In Arizona they have proposed a new law that Governor Jan Brewer intends to sign allowing employers to require a note from the woman’s doctor or an explanation from the woman as to why she needs to have contraceptives provided to her by their insurance company. Have you ever heard of a man having to explain anything of this nature to his employer?  This whole ridiculous matter has gone too far.

Several months ago I tried an experiment. I had been posting on comment boards under the name Bobbi with a female avatar. Whenever I posted in this manner my comments were met with vile, and at times vulgar, replies from men and women. The comments were unimaginably disrespectful and demeaning to me as a woman from both sexes who replied. After several weeks I began posting comments as Bob and changed the avatar to a neutral one. Suddenly I was brilliant. I still had angry posts from other men and some women but they were much more respectful than what I had received in the past. It wasn’t that I changed the way I posted or the words I would use. All remained the same and yet I was more respected by others, especially those who agreed with me. I have to say I haven’t returned to the female avatar.

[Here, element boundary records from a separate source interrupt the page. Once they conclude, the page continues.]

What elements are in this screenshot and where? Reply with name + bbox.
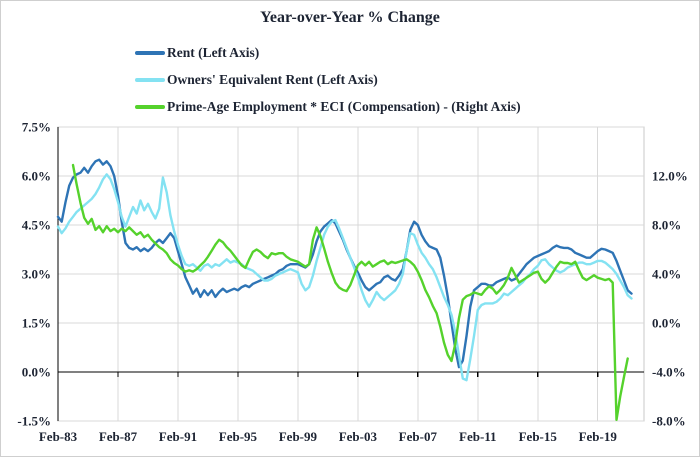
oer-line-swatch	[135, 78, 165, 82]
left-axis-tick-label: 7.5%	[22, 120, 51, 135]
x-axis-tick-label: Feb-19	[579, 429, 618, 444]
legend-item-oer: Owners' Equivalent Rent (Left Axis)	[135, 69, 521, 91]
right-axis-tick-label: 8.0%	[652, 218, 681, 233]
right-axis-tick-label: -4.0%	[652, 365, 686, 380]
right-axis-tick-label: 12.0%	[652, 169, 688, 184]
legend-item-rent: Rent (Left Axis)	[135, 42, 521, 64]
left-axis-tick-label: -1.5%	[17, 414, 51, 429]
left-axis-tick-label: 6.0%	[22, 169, 51, 184]
x-axis-tick-label: Feb-91	[159, 429, 197, 444]
x-axis-tick-label: Feb-95	[219, 429, 258, 444]
legend-label-rent: Rent (Left Axis)	[167, 45, 260, 60]
x-axis-tick-label: Feb-83	[39, 429, 78, 444]
rent-line-swatch	[135, 51, 165, 55]
legend-label-oer: Owners' Equivalent Rent (Left Axis)	[167, 72, 378, 87]
series-line-oer	[56, 173, 633, 382]
employment-eci-line-swatch	[135, 105, 165, 109]
x-axis-tick-label: Feb-03	[339, 429, 378, 444]
legend-label-employment-eci: Prime-Age Employment * ECI (Compensation…	[167, 99, 521, 114]
x-axis-tick-label: Feb-99	[279, 429, 318, 444]
series-line-employment-eci	[71, 163, 629, 421]
x-axis-tick-label: Feb-15	[519, 429, 558, 444]
right-axis-tick-label: 4.0%	[652, 267, 681, 282]
right-axis-tick-label: -8.0%	[652, 414, 686, 429]
left-axis-tick-label: 1.5%	[22, 316, 51, 331]
left-axis-tick-label: 3.0%	[22, 267, 51, 282]
x-axis-tick-label: Feb-07	[399, 429, 438, 444]
legend: Rent (Left Axis) Owners' Equivalent Rent…	[135, 42, 521, 123]
x-axis-tick-label: Feb-11	[459, 429, 497, 444]
left-axis-tick-label: 4.5%	[22, 218, 51, 233]
x-axis-tick-label: Feb-87	[99, 429, 138, 444]
left-axis-tick-label: 0.0%	[22, 365, 51, 380]
chart-title: Year-over-Year % Change	[260, 9, 440, 26]
legend-item-employment-eci: Prime-Age Employment * ECI (Compensation…	[135, 96, 521, 118]
series-line-rent	[56, 158, 633, 369]
right-axis-tick-label: 0.0%	[652, 316, 681, 331]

From time to time I’ll have a person who vehemently disagrees with me, go to my profile and see that I am a woman after all. Strangely enough, they are taken aback that they’ve been arguing with a woman as if she was a man. I’m surprised at their sudden respect they hadn’t shown when I was overtly female or covertly neuter, assumed to be male. It proved to me that there are instant assumptions made when a person sees who is posting, their particular gender, rather than what is being said. Once the man is sure he’s met his match in another Alpha-male he gives the respect that is deserved while finding a way to sink their teeth into the jugular. And, even after they have learned I’m not the Alpha-male, the respect of a warrior in battle remains once they learn they were bested by a ‘girl’. I can only laugh.

Regardless of the lack of respect I receive as being a member of the ‘weaker sex,’ I am a woman and I enjoy being a woman. I’m tired of men being concerned about what I do with my body and I’m tired of my opinion being minimized because I don’t have as much testosterone as they. Yet, I enjoy being capable of thinking like a man while still enjoying the perks I’ve had in my life, of the ability to carry a baby inside of me. I also enjoy the good fight to try and bring a greater awareness to those who are still hung up on women asking for permission to use their bodies as it was meant to be used, and for the ability drop the aspirin from between our knees and tell the man it’s his turn.